Наравне со взрослыми бабами. А те — что мужики: каждая за троих. А мужики где? — да на фронте! В колхозе кто? Вот председатель сам: в августе сорок первого ногу миной оторвало — в госпитале полежал, да в деревню: стучи деревяшкой — работай начальником, потому как до войны бригадиром был. Кто ещё? Никола-погорелец — без левой руки с фронта вернулся. Витька-конюх — без правой. За два года, к сентябрю сорок третьего, из сорока восьми мужиков, что в армию отправились, меньше половины там осталось: на шестнадцать похоронки пришли, на одиннадцать — другие бумаги, мол, без вести пропали. Одни бабы да парни безусые в деревне! Саньке, кузнецу, скоро семнадцать — добровольцем в армию собрался. И ведь уйдёт! И ведь возьмут! Хорошо, остальных, если война затянется, не скоро: тем по четырнадцать-пятнадцать. С теми, кому по двенадцать-тринадцать, две бригады пацаньих выходило. С ними, да с бабами, с женщинами, то есть, все планы и выполнять. Хорошо хоть, выполняются: и коровы доятся, и сено убрали, и с зерновыми сладили. Сейчас овощи…

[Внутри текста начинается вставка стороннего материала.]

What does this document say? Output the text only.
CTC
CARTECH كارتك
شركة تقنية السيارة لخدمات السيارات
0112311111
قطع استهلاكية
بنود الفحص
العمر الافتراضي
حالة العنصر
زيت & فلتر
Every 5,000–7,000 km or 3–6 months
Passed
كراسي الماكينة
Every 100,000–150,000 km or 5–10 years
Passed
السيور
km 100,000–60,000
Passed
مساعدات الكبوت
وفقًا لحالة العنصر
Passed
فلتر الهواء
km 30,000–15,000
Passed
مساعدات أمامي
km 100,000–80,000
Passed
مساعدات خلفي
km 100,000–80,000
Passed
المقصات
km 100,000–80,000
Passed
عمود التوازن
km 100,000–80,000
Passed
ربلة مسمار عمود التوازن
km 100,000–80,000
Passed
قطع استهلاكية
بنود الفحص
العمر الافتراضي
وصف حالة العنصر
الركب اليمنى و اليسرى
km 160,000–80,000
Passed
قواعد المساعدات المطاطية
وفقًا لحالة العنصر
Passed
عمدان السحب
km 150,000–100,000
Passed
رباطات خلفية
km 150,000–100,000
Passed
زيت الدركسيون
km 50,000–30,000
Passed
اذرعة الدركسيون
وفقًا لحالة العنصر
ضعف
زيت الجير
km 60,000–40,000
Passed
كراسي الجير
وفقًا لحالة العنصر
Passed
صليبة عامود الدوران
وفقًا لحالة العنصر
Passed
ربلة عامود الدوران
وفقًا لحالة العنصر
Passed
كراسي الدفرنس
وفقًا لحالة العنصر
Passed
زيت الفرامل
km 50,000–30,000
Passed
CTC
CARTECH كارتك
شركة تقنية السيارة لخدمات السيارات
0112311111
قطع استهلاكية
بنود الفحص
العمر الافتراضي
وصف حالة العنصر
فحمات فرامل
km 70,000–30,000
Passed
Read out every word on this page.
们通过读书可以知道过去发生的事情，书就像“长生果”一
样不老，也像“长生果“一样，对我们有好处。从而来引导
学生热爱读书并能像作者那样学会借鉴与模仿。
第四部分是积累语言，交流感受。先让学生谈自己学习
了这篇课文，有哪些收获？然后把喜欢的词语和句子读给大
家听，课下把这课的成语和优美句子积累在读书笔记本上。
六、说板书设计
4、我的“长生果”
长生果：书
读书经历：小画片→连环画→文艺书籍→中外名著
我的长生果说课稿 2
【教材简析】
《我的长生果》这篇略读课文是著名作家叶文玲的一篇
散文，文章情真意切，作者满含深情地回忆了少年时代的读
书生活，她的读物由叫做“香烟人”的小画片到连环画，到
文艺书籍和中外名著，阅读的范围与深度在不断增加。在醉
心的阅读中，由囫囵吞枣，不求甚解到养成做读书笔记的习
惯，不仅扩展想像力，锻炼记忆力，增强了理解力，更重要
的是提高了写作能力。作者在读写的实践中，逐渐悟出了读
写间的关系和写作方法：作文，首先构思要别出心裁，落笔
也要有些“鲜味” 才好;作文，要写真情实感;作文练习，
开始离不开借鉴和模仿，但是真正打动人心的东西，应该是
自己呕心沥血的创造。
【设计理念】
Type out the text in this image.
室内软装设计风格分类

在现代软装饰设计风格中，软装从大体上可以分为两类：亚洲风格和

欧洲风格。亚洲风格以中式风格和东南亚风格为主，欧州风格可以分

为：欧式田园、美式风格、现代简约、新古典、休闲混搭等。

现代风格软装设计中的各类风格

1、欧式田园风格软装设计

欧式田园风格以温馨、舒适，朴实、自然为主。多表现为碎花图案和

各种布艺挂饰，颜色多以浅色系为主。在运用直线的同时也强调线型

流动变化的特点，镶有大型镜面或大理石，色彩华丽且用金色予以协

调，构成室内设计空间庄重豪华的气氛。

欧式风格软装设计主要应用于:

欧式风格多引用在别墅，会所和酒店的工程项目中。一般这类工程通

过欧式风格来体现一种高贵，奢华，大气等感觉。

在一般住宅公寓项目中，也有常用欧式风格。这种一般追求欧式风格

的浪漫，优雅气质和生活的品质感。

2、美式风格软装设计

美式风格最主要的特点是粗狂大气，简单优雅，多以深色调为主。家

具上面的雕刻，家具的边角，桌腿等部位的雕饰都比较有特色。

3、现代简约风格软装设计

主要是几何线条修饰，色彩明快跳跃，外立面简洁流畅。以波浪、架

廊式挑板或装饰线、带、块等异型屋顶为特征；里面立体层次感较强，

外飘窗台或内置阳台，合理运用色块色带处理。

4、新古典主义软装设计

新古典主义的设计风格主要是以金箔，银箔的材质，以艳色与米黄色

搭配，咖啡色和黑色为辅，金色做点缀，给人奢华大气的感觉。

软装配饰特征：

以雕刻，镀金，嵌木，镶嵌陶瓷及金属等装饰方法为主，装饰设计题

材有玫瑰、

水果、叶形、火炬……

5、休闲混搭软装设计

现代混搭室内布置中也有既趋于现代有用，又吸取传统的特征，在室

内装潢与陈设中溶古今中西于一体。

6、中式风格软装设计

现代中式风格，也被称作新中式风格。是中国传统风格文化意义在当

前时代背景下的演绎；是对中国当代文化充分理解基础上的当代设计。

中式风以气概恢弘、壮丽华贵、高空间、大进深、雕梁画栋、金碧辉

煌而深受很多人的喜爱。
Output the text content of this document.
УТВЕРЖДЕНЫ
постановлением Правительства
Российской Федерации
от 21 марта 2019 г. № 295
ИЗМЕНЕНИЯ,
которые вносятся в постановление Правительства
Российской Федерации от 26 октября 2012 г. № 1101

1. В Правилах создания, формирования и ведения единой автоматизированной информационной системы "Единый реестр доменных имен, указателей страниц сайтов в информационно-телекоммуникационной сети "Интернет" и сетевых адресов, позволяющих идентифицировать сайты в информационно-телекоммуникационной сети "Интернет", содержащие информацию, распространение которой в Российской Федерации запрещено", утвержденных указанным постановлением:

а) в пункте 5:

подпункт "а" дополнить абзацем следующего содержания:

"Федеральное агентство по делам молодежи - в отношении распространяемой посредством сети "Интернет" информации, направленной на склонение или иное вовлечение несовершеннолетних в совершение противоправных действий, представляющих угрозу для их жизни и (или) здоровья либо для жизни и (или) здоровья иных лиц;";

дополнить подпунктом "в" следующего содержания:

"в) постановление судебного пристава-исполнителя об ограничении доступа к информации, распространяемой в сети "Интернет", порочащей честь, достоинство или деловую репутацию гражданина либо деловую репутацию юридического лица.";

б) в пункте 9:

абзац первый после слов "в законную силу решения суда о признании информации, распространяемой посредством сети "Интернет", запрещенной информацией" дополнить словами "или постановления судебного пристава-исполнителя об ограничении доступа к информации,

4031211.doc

Так и шёл председатель в деревню — мысли в клубочек то сматывал, то разматывал — прикидывал, как лучше одно сделать, да другое, чтобы третье не пострадало: крыша у коровника прохудилась — часть людей туда бы надо, тоже до дождей успеть, ещё навоз вывезти под рожь, тоже люди нужны, если под дождём возить придётся, простыть недолго…

Шёл председатель — не заметил, что в кустах придорожных двое ребят притаились. Один Фимка-ленинградец, другой — Митька, Фимкин одноклассник.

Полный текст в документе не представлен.